Surgical Instrumentation
The overall instrumentation/surgical set up for these cases is relatively simple and straightforward. The majority of the instruments are found in most operating rooms and surgical supply rooms ( Fig. 4.4 ). These include monopolar electrocautery units utilizing a needle tip, which is set at 15 watts on the cut mode and 20 watts for the coagulation mode. The needle tip on the cut mode is utilized to incise the dermis followed by the coagulation mode, which is used for deeper subdermal tissue dissection in a bloodless fashion. Besides the scalp, the skull and particularly the diploë are the primary sources of bleeding, given their vascularity. As such, control of bone bleeding is of utmost importance to minimize overall blood loss intra- and postoperatively. This bleeding is easily controlled with the use of a suction coagulator ( Fig. 4.5 ) (Valleylab, Valley Forge, PA). This unit is connected to the bovie monopolar unit (ValleyLab) and set at 60 watts on the coagulation mode. The insulated stem has an uninsulated ring tip, which delivers the coagulating energy, whilst the inner suction tube continuously aspirates blood to keep the surgical field dry. The suction coagulator is applied to the bleeding bone until the bleeding stops and the bone fully coagulated. This maneuver leaves the bone edges black and charred. As new bone growth (which is membranous in nature) comes from the dura matter, the bone coagulation does not interfere with new bone growth. There has not been a single case of bone infection or osteomyelitis in our case series of over 800 cases.
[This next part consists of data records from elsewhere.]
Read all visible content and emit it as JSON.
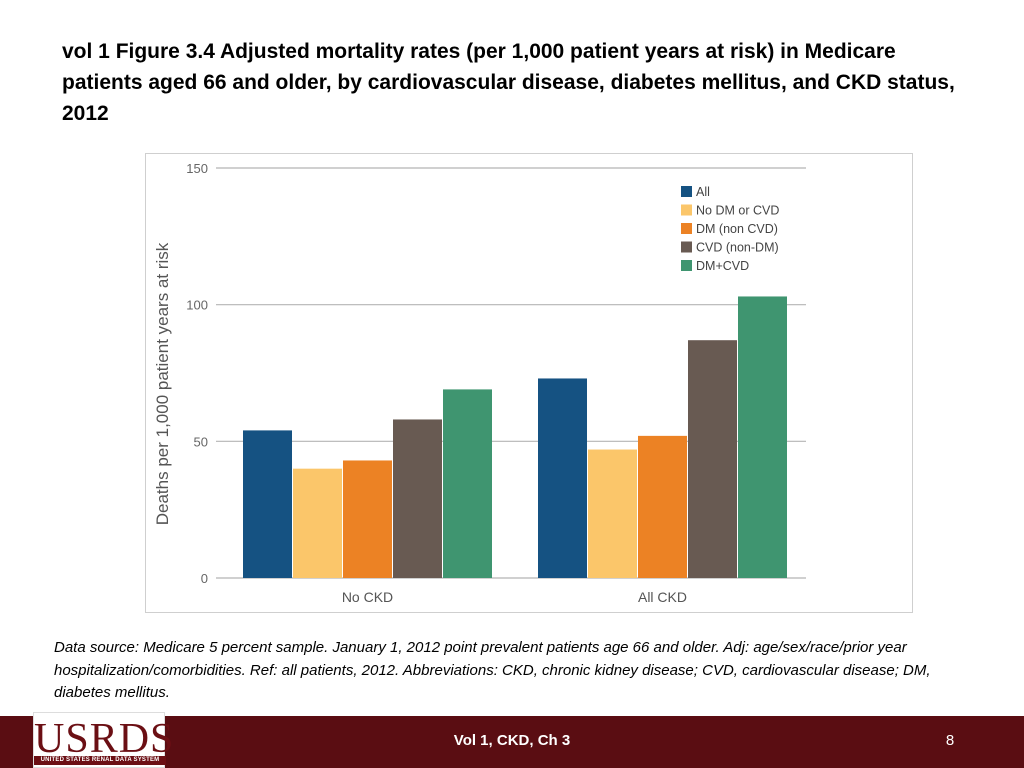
{
  "slide": {
    "title": "vol 1 Figure 3.4  Adjusted mortality rates (per 1,000 patient years at risk) in Medicare patients aged 66 and older, by cardiovascular disease, diabetes mellitus, and CKD status, 2012",
    "footnote": "Data source: Medicare 5 percent sample. January 1, 2012 point prevalent patients age 66 and older. Adj: age/sex/race/prior year hospitalization/comorbidities. Ref: all patients, 2012. Abbreviations: CKD, chronic kidney disease; CVD, cardiovascular disease; DM, diabetes mellitus.",
    "footer_center": "Vol 1, CKD, Ch 3",
    "page_number": "8",
    "logo_text": "USRDS",
    "logo_subtext": "UNITED STATES RENAL DATA SYSTEM",
    "logo_color": "#6b0f14",
    "footer_color": "#5a0d12"
  },
  "chart_data": {
    "type": "bar",
    "title": "",
    "xlabel": "",
    "ylabel": "Deaths per 1,000 patient years at risk",
    "ylim": [
      0,
      150
    ],
    "yticks": [
      0,
      50,
      100,
      150
    ],
    "grid": true,
    "legend_position": "top-right",
    "categories": [
      "No CKD",
      "All CKD"
    ],
    "series": [
      {
        "name": "All",
        "color": "#155282",
        "values": [
          54,
          73
        ]
      },
      {
        "name": "No DM or CVD",
        "color": "#fbc66a",
        "values": [
          40,
          47
        ]
      },
      {
        "name": "DM (non CVD)",
        "color": "#ec8224",
        "values": [
          43,
          52
        ]
      },
      {
        "name": "CVD (non-DM)",
        "color": "#685a52",
        "values": [
          58,
          87
        ]
      },
      {
        "name": "DM+CVD",
        "color": "#3f9570",
        "values": [
          69,
          103
        ]
      }
    ]
  }
}
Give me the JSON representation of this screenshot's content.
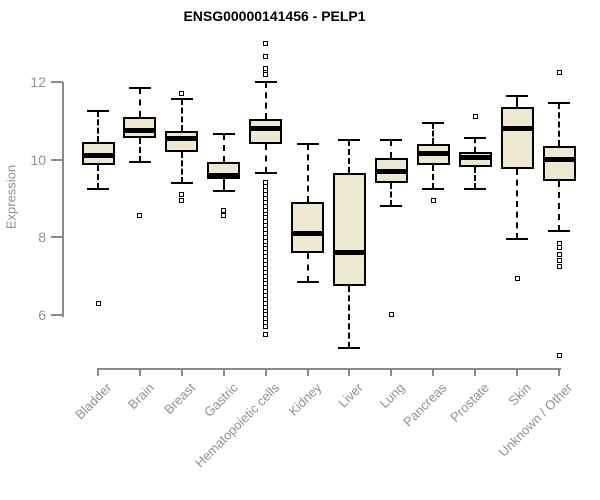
{
  "colors": {
    "background": "#FFFFFF",
    "title_color": "#000000",
    "label_gray": "#919191",
    "axis_gray": "#8A8A8A",
    "box_fill": "#EDE8D0",
    "box_stroke": "#000000"
  },
  "chart_data": {
    "type": "boxplot",
    "title": "ENSG00000141456 - PELP1",
    "xlabel": "",
    "ylabel": "Expression",
    "yticks": [
      6,
      8,
      10,
      12
    ],
    "ylim": [
      4.7,
      13.2
    ],
    "grid": false,
    "legend": "none",
    "categories": [
      "Bladder",
      "Brain",
      "Breast",
      "Gastric",
      "Hematopoietic cells",
      "Kidney",
      "Liver",
      "Lung",
      "Pancreas",
      "Prostate",
      "Skin",
      "Unknown / Other"
    ],
    "boxes": [
      {
        "category": "Bladder",
        "whisker_low": 9.25,
        "q1": 9.85,
        "median": 10.1,
        "q3": 10.45,
        "whisker_high": 11.25,
        "outliers": [
          6.3
        ]
      },
      {
        "category": "Brain",
        "whisker_low": 9.95,
        "q1": 10.55,
        "median": 10.75,
        "q3": 11.1,
        "whisker_high": 11.85,
        "outliers": [
          8.55
        ]
      },
      {
        "category": "Breast",
        "whisker_low": 9.4,
        "q1": 10.2,
        "median": 10.55,
        "q3": 10.75,
        "whisker_high": 11.55,
        "outliers": [
          11.7,
          9.1,
          8.95
        ]
      },
      {
        "category": "Gastric",
        "whisker_low": 9.2,
        "q1": 9.5,
        "median": 9.6,
        "q3": 9.95,
        "whisker_high": 10.65,
        "outliers": [
          8.7,
          8.55
        ]
      },
      {
        "category": "Hematopoietic cells",
        "whisker_low": 9.65,
        "q1": 10.4,
        "median": 10.8,
        "q3": 11.05,
        "whisker_high": 12.0,
        "outliers": [
          13.0,
          12.65,
          12.35,
          12.25,
          12.2,
          9.4,
          9.3,
          9.2,
          9.1,
          9.0,
          8.9,
          8.8,
          8.7,
          8.6,
          8.5,
          8.4,
          8.3,
          8.2,
          8.1,
          8.0,
          7.9,
          7.8,
          7.7,
          7.6,
          7.5,
          7.4,
          7.3,
          7.2,
          7.1,
          7.0,
          6.9,
          6.8,
          6.7,
          6.6,
          6.5,
          6.4,
          6.3,
          6.2,
          6.1,
          6.0,
          5.9,
          5.8,
          5.7,
          5.5
        ]
      },
      {
        "category": "Kidney",
        "whisker_low": 6.85,
        "q1": 7.6,
        "median": 8.1,
        "q3": 8.9,
        "whisker_high": 10.4,
        "outliers": []
      },
      {
        "category": "Liver",
        "whisker_low": 5.15,
        "q1": 6.75,
        "median": 7.6,
        "q3": 9.65,
        "whisker_high": 10.5,
        "outliers": []
      },
      {
        "category": "Lung",
        "whisker_low": 8.8,
        "q1": 9.4,
        "median": 9.7,
        "q3": 10.05,
        "whisker_high": 10.5,
        "outliers": [
          6.0
        ]
      },
      {
        "category": "Pancreas",
        "whisker_low": 9.25,
        "q1": 9.85,
        "median": 10.15,
        "q3": 10.4,
        "whisker_high": 10.95,
        "outliers": [
          8.95
        ]
      },
      {
        "category": "Prostate",
        "whisker_low": 9.25,
        "q1": 9.8,
        "median": 10.05,
        "q3": 10.2,
        "whisker_high": 10.55,
        "outliers": [
          11.1
        ]
      },
      {
        "category": "Skin",
        "whisker_low": 7.95,
        "q1": 9.75,
        "median": 10.8,
        "q3": 11.35,
        "whisker_high": 11.65,
        "outliers": [
          6.95
        ]
      },
      {
        "category": "Unknown / Other",
        "whisker_low": 8.15,
        "q1": 9.45,
        "median": 10.0,
        "q3": 10.35,
        "whisker_high": 11.45,
        "outliers": [
          12.25,
          7.85,
          7.75,
          7.55,
          7.4,
          7.25,
          4.95
        ]
      }
    ]
  }
}
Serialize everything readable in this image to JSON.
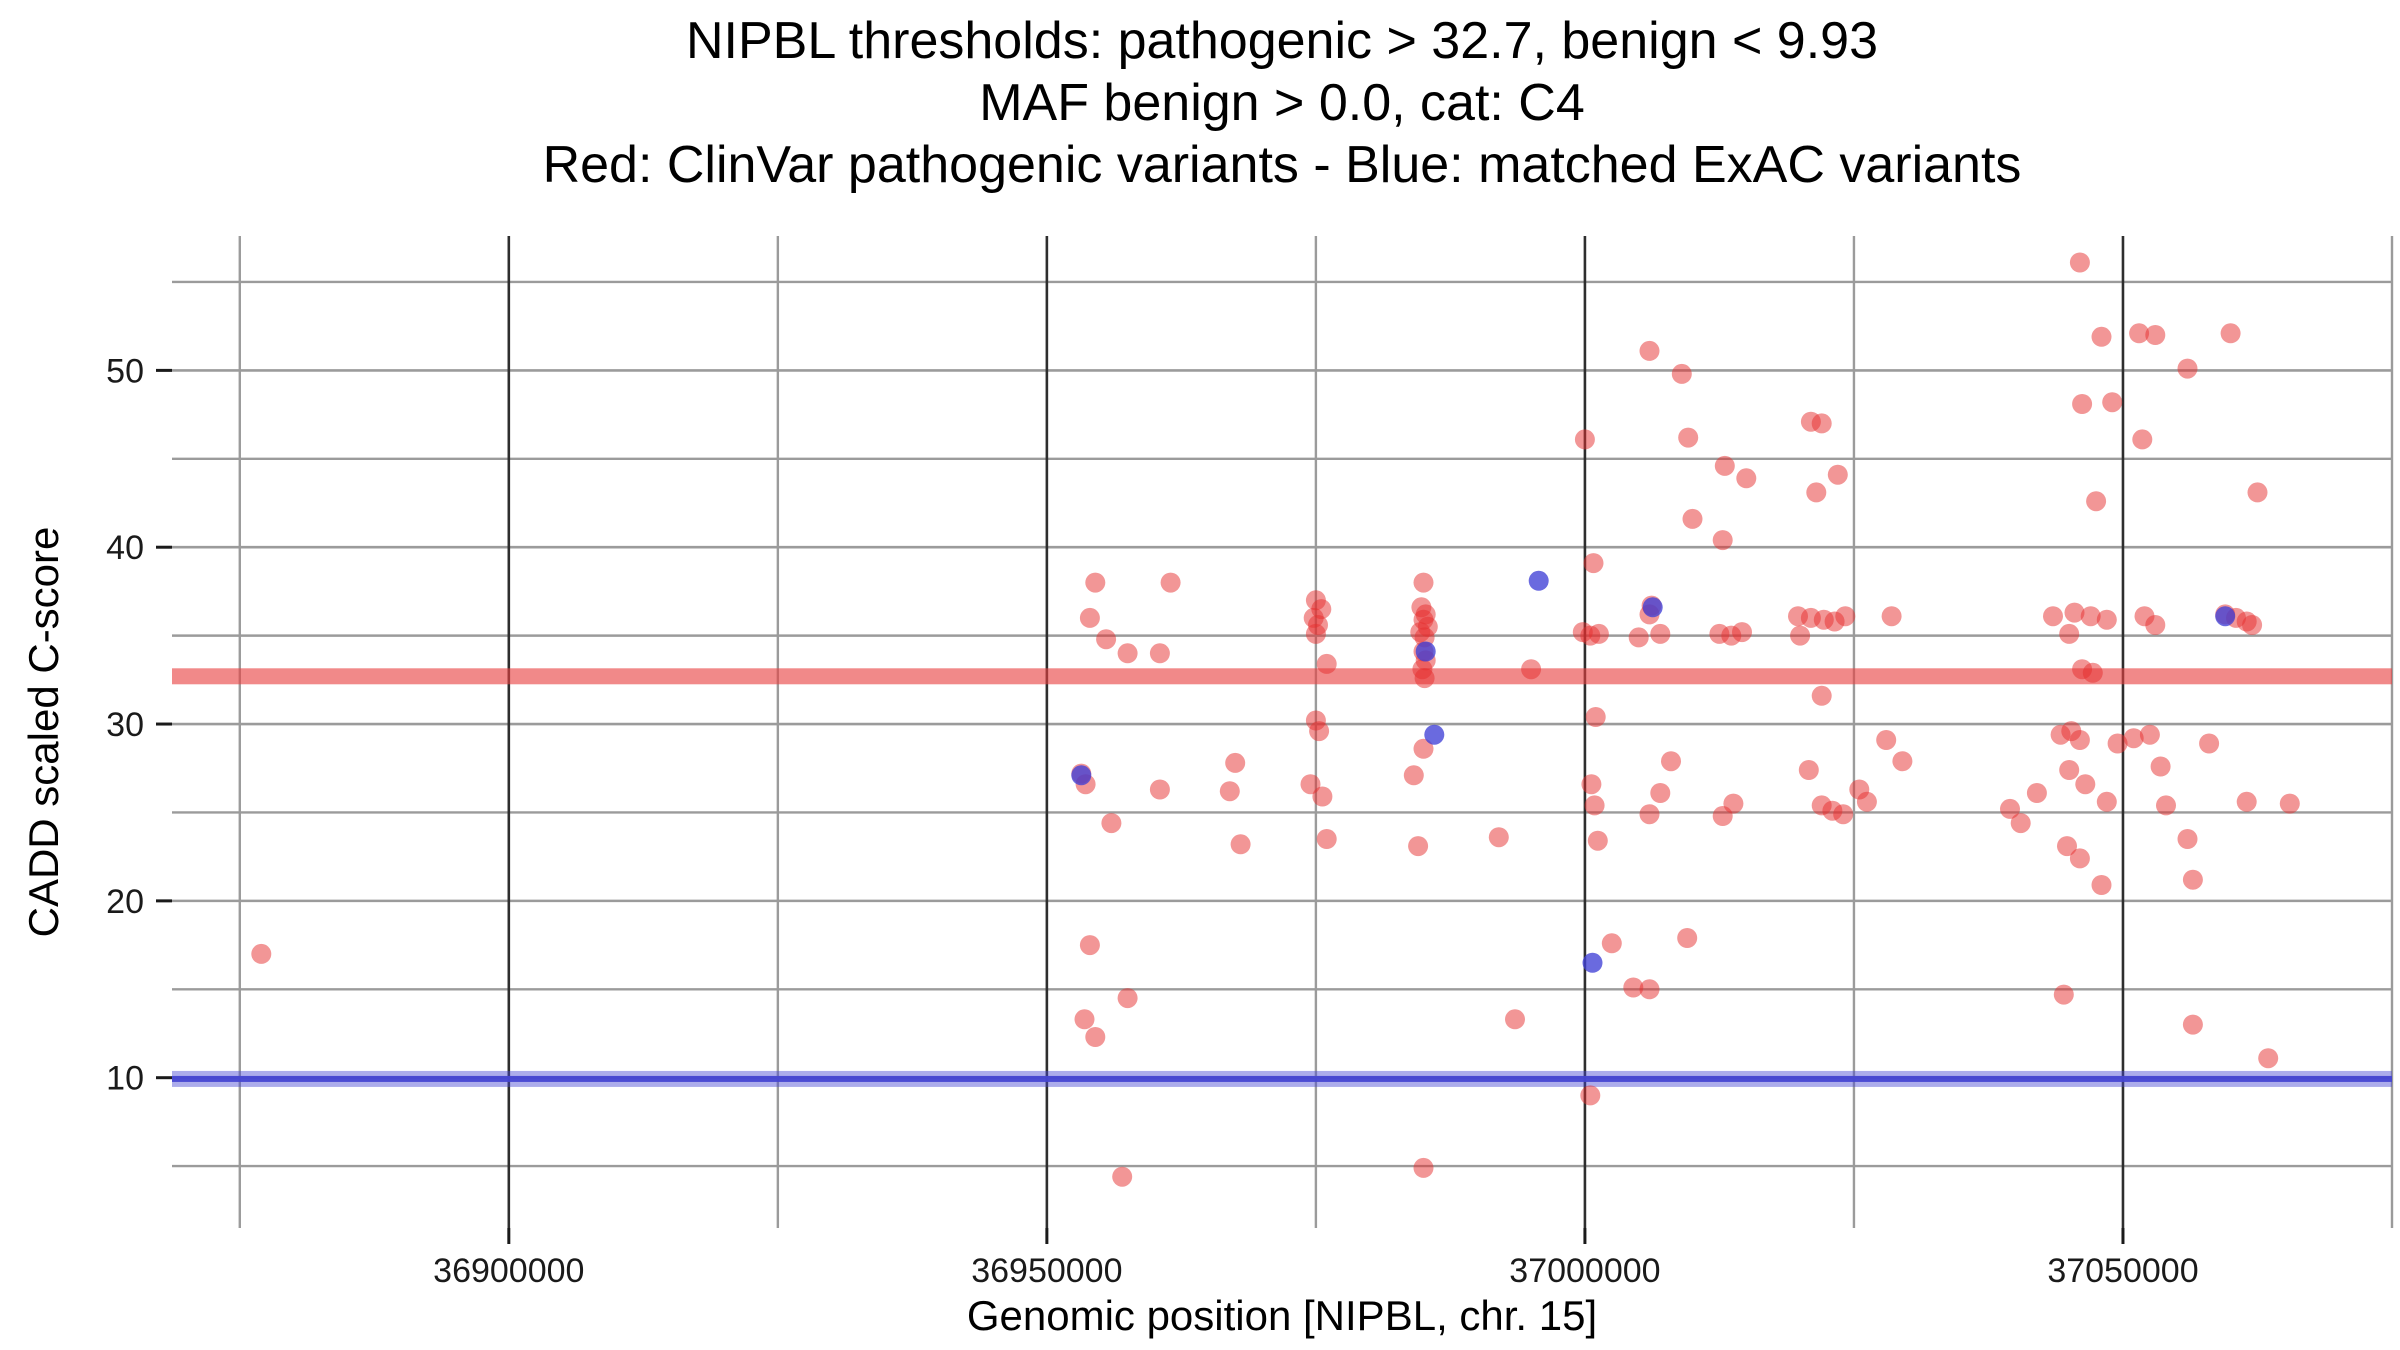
{
  "title": {
    "line1": "NIPBL thresholds: pathogenic > 32.7, benign < 9.93",
    "line2": "MAF benign > 0.0, cat: C4",
    "line3": "Red: ClinVar pathogenic variants - Blue: matched ExAC variants"
  },
  "chart_data": {
    "type": "scatter",
    "title": "NIPBL thresholds: pathogenic > 32.7, benign < 9.93",
    "subtitle": "MAF benign > 0.0, cat: C4",
    "caption": "Red: ClinVar pathogenic variants - Blue: matched ExAC variants",
    "xlabel": "Genomic position [NIPBL, chr. 15]",
    "ylabel": "CADD scaled C-score",
    "xlim": [
      36868700,
      37075000
    ],
    "ylim": [
      1.5,
      57.6
    ],
    "x_major_ticks": [
      36900000,
      36950000,
      37000000,
      37050000
    ],
    "x_tick_labels": [
      "36900000",
      "36950000",
      "37000000",
      "37050000"
    ],
    "x_minor_ticks": [
      36875000,
      36925000,
      36975000,
      37025000,
      37075000
    ],
    "y_major_ticks": [
      10,
      20,
      30,
      40,
      50
    ],
    "y_tick_labels": [
      "10",
      "20",
      "30",
      "40",
      "50"
    ],
    "y_minor_ticks": [
      5,
      15,
      25,
      35,
      45,
      55
    ],
    "grid": true,
    "legend": "none",
    "thresholds": {
      "pathogenic": 32.7,
      "benign": 9.93,
      "pathogenic_color": "#e84040",
      "benign_color": "#4646d2"
    },
    "series": [
      {
        "name": "ClinVar pathogenic variants",
        "color": "#e62e2e",
        "alpha": 0.5,
        "point_name": "clinvar-pathogenic-point",
        "points": [
          [
            36877000,
            17
          ],
          [
            36954500,
            38
          ],
          [
            36961500,
            38
          ],
          [
            36954000,
            36
          ],
          [
            36955500,
            34.8
          ],
          [
            36957500,
            34
          ],
          [
            36960500,
            34
          ],
          [
            36953200,
            27.2
          ],
          [
            36953600,
            26.6
          ],
          [
            36956000,
            24.4
          ],
          [
            36960500,
            26.3
          ],
          [
            36954000,
            17.5
          ],
          [
            36957500,
            14.5
          ],
          [
            36953500,
            13.3
          ],
          [
            36954500,
            12.3
          ],
          [
            36957000,
            4.4
          ],
          [
            36967500,
            27.8
          ],
          [
            36967000,
            26.2
          ],
          [
            36968000,
            23.2
          ],
          [
            36975000,
            37
          ],
          [
            36975500,
            36.5
          ],
          [
            36974800,
            36
          ],
          [
            36975200,
            35.6
          ],
          [
            36975000,
            35.1
          ],
          [
            36976000,
            33.4
          ],
          [
            36975000,
            30.2
          ],
          [
            36975300,
            29.6
          ],
          [
            36974500,
            26.6
          ],
          [
            36975600,
            25.9
          ],
          [
            36976000,
            23.5
          ],
          [
            36985000,
            38
          ],
          [
            36984800,
            36.6
          ],
          [
            36985200,
            36.2
          ],
          [
            36985000,
            35.9
          ],
          [
            36985400,
            35.5
          ],
          [
            36984700,
            35.2
          ],
          [
            36985100,
            34.9
          ],
          [
            36985000,
            34.1
          ],
          [
            36985200,
            33.6
          ],
          [
            36984900,
            33.1
          ],
          [
            36985100,
            32.6
          ],
          [
            36985000,
            28.6
          ],
          [
            36984100,
            27.1
          ],
          [
            36984500,
            23.1
          ],
          [
            36985000,
            4.9
          ],
          [
            36995000,
            33.1
          ],
          [
            36992000,
            23.6
          ],
          [
            36993500,
            13.3
          ],
          [
            37000000,
            46.1
          ],
          [
            37000800,
            39.1
          ],
          [
            36999800,
            35.2
          ],
          [
            37000500,
            35
          ],
          [
            37001300,
            35.1
          ],
          [
            37001000,
            30.4
          ],
          [
            37000600,
            26.6
          ],
          [
            37000900,
            25.4
          ],
          [
            37001200,
            23.4
          ],
          [
            37002500,
            17.6
          ],
          [
            37000500,
            9
          ],
          [
            37006000,
            51.1
          ],
          [
            37009000,
            49.8
          ],
          [
            37009600,
            46.2
          ],
          [
            37010000,
            41.6
          ],
          [
            37006200,
            36.7
          ],
          [
            37006000,
            36.2
          ],
          [
            37007000,
            35.1
          ],
          [
            37005000,
            34.9
          ],
          [
            37008000,
            27.9
          ],
          [
            37007000,
            26.1
          ],
          [
            37006000,
            24.9
          ],
          [
            37004500,
            15.1
          ],
          [
            37006000,
            15
          ],
          [
            37009500,
            17.9
          ],
          [
            37013000,
            44.6
          ],
          [
            37015000,
            43.9
          ],
          [
            37012800,
            40.4
          ],
          [
            37012500,
            35.1
          ],
          [
            37013600,
            35
          ],
          [
            37014600,
            35.2
          ],
          [
            37013800,
            25.5
          ],
          [
            37012800,
            24.8
          ],
          [
            37021000,
            47.1
          ],
          [
            37022000,
            47
          ],
          [
            37021500,
            43.1
          ],
          [
            37023500,
            44.1
          ],
          [
            37019800,
            36.1
          ],
          [
            37021000,
            36
          ],
          [
            37022200,
            35.9
          ],
          [
            37023200,
            35.8
          ],
          [
            37024200,
            36.1
          ],
          [
            37020000,
            35
          ],
          [
            37022000,
            31.6
          ],
          [
            37020800,
            27.4
          ],
          [
            37022000,
            25.4
          ],
          [
            37023000,
            25.1
          ],
          [
            37024000,
            24.9
          ],
          [
            37025500,
            26.3
          ],
          [
            37026200,
            25.6
          ],
          [
            37028500,
            36.1
          ],
          [
            37028000,
            29.1
          ],
          [
            37029500,
            27.9
          ],
          [
            37039500,
            25.2
          ],
          [
            37040500,
            24.4
          ],
          [
            37042000,
            26.1
          ],
          [
            37043500,
            36.1
          ],
          [
            37044500,
            14.7
          ],
          [
            37046000,
            56.1
          ],
          [
            37048000,
            51.9
          ],
          [
            37046200,
            48.1
          ],
          [
            37049000,
            48.2
          ],
          [
            37047500,
            42.6
          ],
          [
            37045500,
            36.3
          ],
          [
            37047000,
            36.1
          ],
          [
            37048500,
            35.9
          ],
          [
            37045000,
            35.1
          ],
          [
            37046200,
            33.1
          ],
          [
            37047200,
            32.9
          ],
          [
            37044200,
            29.4
          ],
          [
            37045200,
            29.6
          ],
          [
            37046000,
            29.1
          ],
          [
            37045000,
            27.4
          ],
          [
            37046500,
            26.6
          ],
          [
            37044800,
            23.1
          ],
          [
            37046000,
            22.4
          ],
          [
            37048000,
            20.9
          ],
          [
            37048500,
            25.6
          ],
          [
            37049500,
            28.9
          ],
          [
            37051000,
            29.2
          ],
          [
            37051500,
            52.1
          ],
          [
            37053000,
            52
          ],
          [
            37051800,
            46.1
          ],
          [
            37056000,
            50.1
          ],
          [
            37052000,
            36.1
          ],
          [
            37053000,
            35.6
          ],
          [
            37052500,
            29.4
          ],
          [
            37053500,
            27.6
          ],
          [
            37054000,
            25.4
          ],
          [
            37056000,
            23.5
          ],
          [
            37056500,
            21.2
          ],
          [
            37056500,
            13
          ],
          [
            37060000,
            52.1
          ],
          [
            37059500,
            36.2
          ],
          [
            37060500,
            36
          ],
          [
            37061500,
            35.8
          ],
          [
            37058000,
            28.9
          ],
          [
            37062500,
            43.1
          ],
          [
            37062000,
            35.6
          ],
          [
            37061500,
            25.6
          ],
          [
            37065500,
            25.5
          ],
          [
            37063500,
            11.1
          ]
        ]
      },
      {
        "name": "matched ExAC variants",
        "color": "#4040d6",
        "alpha": 0.78,
        "point_name": "exac-matched-point",
        "points": [
          [
            36953200,
            27.1
          ],
          [
            36985200,
            34.1
          ],
          [
            36986000,
            29.4
          ],
          [
            36995700,
            38.1
          ],
          [
            37000700,
            16.5
          ],
          [
            37006300,
            36.6
          ],
          [
            37059500,
            36.1
          ]
        ]
      }
    ]
  },
  "style_colors": {
    "grid_minor": "#9b9b9b",
    "grid_major_h": "#9b9b9b",
    "grid_major_v": "#2e2e2e",
    "tick": "#1a1a1a",
    "pathogenic_band": "#e84040",
    "benign_band": "#4646d2"
  }
}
We strongly believe that this level of osseous coagulation during surgery is the primary reason for our lack of postoperative bleeding and the lack of postoperative hematomas or need for reoperations to remove such hematomas. Coupled with the generous use of Surgiflo (Ethicon, New Brunswick, NJ) and Thrombin Topical liquid, bleeding from the surgical site is minimized. The use of coagulation on the dura is kept to an absolute minimum, as its use can lead to postoperative cranial defects and lack of proper ossification. Every effort must be made to minimize damage to the osteoprogenitor dural cells during hemostasis. Whenever dural bleeding is encountered, Surgiflo can be used to stop the bleeding in an atraumatic fashion along with liquid Thrombin and Gelfoam (Pharmacia and Upjohn, New York, NY).